Résumé de la décision :
M. [D] a formé un pourvoi contre un arrêt de la cour d'appel d'Orléans, qui avait infirmé une décision antérieure en déclarant que M. [D] ne bénéficiait plus du statut protecteur au moment de son licenciement le 16 mai 2011. En conséquence, la cour d'appel a débouté M. [D] de ses demandes de nullité du licenciement pour violation de ce statut.
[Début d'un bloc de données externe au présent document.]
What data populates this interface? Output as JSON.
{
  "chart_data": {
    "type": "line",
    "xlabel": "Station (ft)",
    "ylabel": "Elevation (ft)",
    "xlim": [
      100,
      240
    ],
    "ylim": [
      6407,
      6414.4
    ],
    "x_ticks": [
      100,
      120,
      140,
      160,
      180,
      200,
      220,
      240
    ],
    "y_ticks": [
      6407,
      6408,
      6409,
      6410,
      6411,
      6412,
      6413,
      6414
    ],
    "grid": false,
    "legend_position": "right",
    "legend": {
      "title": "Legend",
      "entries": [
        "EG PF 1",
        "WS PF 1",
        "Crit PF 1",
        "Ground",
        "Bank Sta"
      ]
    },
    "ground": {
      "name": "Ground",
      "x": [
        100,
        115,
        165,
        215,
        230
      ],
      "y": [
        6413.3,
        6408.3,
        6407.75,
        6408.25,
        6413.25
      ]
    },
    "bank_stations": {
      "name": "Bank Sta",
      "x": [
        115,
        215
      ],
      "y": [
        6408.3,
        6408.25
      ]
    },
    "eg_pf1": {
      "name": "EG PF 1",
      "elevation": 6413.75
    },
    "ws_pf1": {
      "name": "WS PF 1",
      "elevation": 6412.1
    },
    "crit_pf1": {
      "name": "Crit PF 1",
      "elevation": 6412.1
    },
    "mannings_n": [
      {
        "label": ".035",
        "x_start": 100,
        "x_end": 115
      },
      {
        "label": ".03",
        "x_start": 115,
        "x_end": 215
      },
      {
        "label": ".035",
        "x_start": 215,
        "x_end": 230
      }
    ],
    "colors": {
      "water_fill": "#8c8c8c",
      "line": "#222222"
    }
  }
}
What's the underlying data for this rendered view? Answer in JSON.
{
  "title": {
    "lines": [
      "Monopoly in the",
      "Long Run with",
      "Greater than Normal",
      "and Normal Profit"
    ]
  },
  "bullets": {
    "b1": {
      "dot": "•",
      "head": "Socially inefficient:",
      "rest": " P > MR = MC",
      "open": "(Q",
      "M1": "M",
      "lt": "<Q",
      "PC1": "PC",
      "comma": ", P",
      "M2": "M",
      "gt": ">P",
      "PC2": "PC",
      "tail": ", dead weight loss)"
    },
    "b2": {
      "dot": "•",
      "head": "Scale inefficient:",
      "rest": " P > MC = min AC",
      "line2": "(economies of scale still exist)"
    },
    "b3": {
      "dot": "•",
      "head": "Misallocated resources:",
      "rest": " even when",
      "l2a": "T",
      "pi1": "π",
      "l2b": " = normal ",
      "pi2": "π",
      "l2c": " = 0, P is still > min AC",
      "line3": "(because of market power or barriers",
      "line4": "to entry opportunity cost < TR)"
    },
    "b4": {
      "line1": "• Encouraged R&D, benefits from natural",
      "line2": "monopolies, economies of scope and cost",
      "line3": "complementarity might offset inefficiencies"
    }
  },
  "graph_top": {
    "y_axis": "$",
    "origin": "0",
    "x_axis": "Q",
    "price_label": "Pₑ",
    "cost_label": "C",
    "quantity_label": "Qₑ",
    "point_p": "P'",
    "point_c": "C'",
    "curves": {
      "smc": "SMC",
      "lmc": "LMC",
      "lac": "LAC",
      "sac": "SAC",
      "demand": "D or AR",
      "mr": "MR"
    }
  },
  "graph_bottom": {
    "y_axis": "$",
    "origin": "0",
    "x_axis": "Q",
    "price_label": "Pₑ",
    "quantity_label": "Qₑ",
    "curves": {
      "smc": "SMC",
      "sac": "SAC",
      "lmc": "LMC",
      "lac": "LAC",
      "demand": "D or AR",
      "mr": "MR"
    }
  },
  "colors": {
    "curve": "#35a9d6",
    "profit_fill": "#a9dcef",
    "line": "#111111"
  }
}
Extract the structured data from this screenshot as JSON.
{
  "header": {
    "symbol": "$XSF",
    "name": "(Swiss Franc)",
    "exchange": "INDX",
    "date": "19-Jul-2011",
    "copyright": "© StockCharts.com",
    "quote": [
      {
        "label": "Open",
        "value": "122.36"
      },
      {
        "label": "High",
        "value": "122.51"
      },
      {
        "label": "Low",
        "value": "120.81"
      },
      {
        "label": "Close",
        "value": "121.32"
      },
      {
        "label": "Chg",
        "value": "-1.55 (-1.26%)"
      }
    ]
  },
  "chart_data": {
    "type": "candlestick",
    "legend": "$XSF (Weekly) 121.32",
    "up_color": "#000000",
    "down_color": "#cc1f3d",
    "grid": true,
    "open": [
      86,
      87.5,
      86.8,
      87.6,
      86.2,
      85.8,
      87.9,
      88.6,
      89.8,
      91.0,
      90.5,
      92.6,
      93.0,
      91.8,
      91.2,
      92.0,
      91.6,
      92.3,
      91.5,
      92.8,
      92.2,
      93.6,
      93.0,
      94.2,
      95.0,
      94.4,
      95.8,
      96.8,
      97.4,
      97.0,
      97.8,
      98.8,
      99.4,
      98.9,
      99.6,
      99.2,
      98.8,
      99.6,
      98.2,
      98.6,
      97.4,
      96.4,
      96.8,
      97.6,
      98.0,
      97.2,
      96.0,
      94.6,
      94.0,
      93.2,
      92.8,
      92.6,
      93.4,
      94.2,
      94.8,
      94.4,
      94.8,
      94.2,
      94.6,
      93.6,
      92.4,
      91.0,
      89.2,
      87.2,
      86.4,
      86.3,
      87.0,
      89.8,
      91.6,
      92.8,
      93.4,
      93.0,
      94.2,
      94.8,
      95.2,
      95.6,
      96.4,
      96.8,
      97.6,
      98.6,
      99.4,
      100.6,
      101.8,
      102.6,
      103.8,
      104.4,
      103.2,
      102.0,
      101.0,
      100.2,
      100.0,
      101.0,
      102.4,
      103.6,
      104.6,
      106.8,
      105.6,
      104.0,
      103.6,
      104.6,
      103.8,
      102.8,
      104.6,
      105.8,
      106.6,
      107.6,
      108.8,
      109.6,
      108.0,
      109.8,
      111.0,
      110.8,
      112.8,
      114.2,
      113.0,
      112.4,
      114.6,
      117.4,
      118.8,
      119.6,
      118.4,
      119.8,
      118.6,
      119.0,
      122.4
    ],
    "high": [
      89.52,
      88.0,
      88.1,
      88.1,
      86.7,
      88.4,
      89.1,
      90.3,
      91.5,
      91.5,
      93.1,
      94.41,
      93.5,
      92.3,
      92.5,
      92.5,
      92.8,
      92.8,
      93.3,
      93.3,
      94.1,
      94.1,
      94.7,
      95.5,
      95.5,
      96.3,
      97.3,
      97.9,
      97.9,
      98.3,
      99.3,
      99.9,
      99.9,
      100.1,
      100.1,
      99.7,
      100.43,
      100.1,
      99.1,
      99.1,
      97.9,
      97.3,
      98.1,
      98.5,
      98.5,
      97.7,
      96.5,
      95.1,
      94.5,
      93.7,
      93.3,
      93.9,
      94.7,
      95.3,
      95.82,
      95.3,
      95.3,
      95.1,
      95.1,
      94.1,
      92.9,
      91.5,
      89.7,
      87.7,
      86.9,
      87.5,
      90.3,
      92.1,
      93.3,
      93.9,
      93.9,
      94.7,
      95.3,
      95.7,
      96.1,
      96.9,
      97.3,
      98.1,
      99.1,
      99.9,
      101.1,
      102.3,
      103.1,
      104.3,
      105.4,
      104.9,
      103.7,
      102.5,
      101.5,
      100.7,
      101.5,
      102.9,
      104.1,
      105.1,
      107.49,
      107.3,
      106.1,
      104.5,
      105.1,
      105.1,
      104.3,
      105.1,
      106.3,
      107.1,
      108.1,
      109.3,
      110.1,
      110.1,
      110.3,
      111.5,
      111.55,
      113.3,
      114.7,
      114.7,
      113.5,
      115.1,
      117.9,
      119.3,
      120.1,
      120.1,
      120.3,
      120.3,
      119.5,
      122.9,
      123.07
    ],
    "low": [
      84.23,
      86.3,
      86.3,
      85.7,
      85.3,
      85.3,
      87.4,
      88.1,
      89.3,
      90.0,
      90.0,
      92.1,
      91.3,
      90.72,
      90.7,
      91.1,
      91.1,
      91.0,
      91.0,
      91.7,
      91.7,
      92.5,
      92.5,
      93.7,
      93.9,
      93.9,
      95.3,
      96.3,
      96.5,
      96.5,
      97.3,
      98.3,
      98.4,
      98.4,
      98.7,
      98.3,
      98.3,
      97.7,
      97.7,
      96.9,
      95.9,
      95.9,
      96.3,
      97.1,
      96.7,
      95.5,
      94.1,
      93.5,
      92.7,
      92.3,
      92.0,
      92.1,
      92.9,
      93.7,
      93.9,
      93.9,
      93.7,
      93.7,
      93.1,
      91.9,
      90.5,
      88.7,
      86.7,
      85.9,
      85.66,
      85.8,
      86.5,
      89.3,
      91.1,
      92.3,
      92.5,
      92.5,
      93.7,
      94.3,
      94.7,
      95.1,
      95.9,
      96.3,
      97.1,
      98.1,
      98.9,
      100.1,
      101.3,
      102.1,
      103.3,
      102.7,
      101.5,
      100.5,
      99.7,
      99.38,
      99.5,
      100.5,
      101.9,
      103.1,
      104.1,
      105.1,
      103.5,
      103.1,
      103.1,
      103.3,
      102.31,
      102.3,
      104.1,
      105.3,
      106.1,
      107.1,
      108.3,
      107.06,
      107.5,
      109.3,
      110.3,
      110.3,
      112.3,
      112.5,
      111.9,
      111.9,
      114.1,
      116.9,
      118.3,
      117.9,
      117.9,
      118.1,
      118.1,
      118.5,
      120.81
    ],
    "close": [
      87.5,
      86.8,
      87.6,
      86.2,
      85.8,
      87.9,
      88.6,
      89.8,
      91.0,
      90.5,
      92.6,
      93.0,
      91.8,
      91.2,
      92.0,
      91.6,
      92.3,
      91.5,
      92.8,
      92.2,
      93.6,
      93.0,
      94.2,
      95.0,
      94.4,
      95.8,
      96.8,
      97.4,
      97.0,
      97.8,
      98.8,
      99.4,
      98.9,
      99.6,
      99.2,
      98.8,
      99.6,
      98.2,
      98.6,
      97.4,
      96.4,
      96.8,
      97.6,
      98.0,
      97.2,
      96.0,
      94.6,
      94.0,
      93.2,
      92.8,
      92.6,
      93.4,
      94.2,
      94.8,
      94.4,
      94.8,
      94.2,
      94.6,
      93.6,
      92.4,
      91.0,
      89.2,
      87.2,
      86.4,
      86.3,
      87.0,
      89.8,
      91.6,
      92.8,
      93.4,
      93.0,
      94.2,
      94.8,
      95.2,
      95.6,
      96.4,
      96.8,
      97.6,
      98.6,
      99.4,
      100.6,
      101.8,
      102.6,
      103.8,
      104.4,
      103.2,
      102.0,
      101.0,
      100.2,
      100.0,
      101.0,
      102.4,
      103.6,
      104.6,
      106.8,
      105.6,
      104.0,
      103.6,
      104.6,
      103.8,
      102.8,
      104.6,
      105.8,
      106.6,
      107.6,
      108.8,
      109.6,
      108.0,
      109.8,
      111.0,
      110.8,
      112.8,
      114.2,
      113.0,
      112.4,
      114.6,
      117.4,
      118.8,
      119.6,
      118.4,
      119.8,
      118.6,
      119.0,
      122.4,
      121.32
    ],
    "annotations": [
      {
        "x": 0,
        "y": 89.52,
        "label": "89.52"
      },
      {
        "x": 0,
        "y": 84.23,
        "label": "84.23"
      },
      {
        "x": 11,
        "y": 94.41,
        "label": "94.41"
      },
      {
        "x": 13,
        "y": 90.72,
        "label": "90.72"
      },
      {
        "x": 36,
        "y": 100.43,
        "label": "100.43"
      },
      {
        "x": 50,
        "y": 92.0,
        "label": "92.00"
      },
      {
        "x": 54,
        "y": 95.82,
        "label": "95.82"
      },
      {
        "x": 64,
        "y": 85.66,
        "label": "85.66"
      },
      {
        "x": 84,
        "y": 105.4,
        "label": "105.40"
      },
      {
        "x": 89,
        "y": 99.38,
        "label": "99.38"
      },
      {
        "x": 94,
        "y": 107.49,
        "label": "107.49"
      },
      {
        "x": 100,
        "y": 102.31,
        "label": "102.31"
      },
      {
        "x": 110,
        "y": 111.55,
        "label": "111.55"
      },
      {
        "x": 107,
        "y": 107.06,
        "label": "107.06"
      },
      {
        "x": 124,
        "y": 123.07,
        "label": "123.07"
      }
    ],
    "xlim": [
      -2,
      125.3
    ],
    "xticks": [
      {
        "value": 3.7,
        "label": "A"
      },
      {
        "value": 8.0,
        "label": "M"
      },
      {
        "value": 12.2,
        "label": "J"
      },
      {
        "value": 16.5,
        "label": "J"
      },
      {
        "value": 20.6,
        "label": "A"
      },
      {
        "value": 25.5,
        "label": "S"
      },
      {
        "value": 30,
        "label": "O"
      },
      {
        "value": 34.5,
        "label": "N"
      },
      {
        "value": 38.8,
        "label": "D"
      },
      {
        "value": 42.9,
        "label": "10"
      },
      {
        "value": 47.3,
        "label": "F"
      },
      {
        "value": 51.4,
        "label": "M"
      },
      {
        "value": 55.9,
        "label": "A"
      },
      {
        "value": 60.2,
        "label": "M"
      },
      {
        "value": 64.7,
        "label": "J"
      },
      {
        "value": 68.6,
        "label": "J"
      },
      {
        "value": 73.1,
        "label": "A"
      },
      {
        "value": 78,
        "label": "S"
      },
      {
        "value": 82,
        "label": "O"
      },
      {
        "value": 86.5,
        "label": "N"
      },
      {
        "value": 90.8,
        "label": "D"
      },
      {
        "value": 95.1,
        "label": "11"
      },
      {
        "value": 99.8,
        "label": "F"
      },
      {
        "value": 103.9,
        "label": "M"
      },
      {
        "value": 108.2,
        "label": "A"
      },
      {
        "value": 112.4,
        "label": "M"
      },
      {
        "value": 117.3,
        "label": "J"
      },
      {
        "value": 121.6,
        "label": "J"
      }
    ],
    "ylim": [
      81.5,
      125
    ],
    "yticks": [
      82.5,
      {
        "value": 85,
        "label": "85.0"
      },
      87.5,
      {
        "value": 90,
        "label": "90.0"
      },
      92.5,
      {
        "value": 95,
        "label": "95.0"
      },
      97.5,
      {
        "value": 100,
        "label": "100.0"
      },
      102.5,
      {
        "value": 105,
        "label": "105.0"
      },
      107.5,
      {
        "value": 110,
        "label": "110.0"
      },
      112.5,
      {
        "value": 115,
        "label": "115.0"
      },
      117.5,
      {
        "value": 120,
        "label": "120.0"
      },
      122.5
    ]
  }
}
La Cour de cassation a finalement rejeté le pourvoi, considérant que le moyen de cassation invoqué n'était pas de nature à entraîner la cassation et qu'il n'y avait pas lieu à une décision spécialement motivée.
Arguments pertinents :
1. Sur la charge de la preuve : La cour d'appel a été critiquée pour avoir inversé la charge de la preuve en affirmant qu'il ne pouvait être établi que les signatures de M. [D] et de M. [Y] soient des faux. M. [D] a soutenu que c'était à l'employeur de prouver la sincérité des signatures contestées, ce qui constitue une déformation des règles de preuve en matière de contestation d’actes.
Citation : "Il appartient à celui qui se prévaut de l'acte dont la signature est contestée de rapporter la preuve de sa sincérité."
2. Sur l'autorisation administrative : La cour a également été reprochée de ne pas examiner le moyen selon lequel M. [D] avait été évincé de son statut de délégué syndical et qu’il n’avait pas été effectivement remplacé par M. [Y]. L’absence d’examen de cette question substantielle a été considérée comme une violation des exigences de motivation.
Citation : "La cour d'appel a méconnu les exigences posées à l'article 455 du code de procédure civile."
Interprétations et citations légales :
1. Code civil - Article 1315 : Cet article, désormais 1353, stipule que celui qui a une obligation de prouver doit apporter la preuve de son affirmation. Dans le cas présent, l'inversion de la charge de la preuve va à l'encontre de ce principe fondamental.
2. Code de procédure civile - Article 455 : Ce texte exige qu'une décision soit suffisamment motivée pour permettre aux parties de comprendre le fondement juridique des décisions rendues. La cour d'appel a échoué à se prononcer sur un moyen essentiel soulevé par M. [D], ce qui constitue un manquement à cette exigence.
3. Code civil - Articles 1322 à 1324 : Ces articles traitent des modalités de preuve, en particulier la présomption de l’authenticité des actes. La cour d’appel aurait dû examiner la validité et la véracité des signatures.
En conclusion, la décision de la Cour de cassation illustre les principes de la charge de la preuve et de la motivation des décisions judiciaires, des éléments cruciaux pour assurer les droits des parties dans une procédure.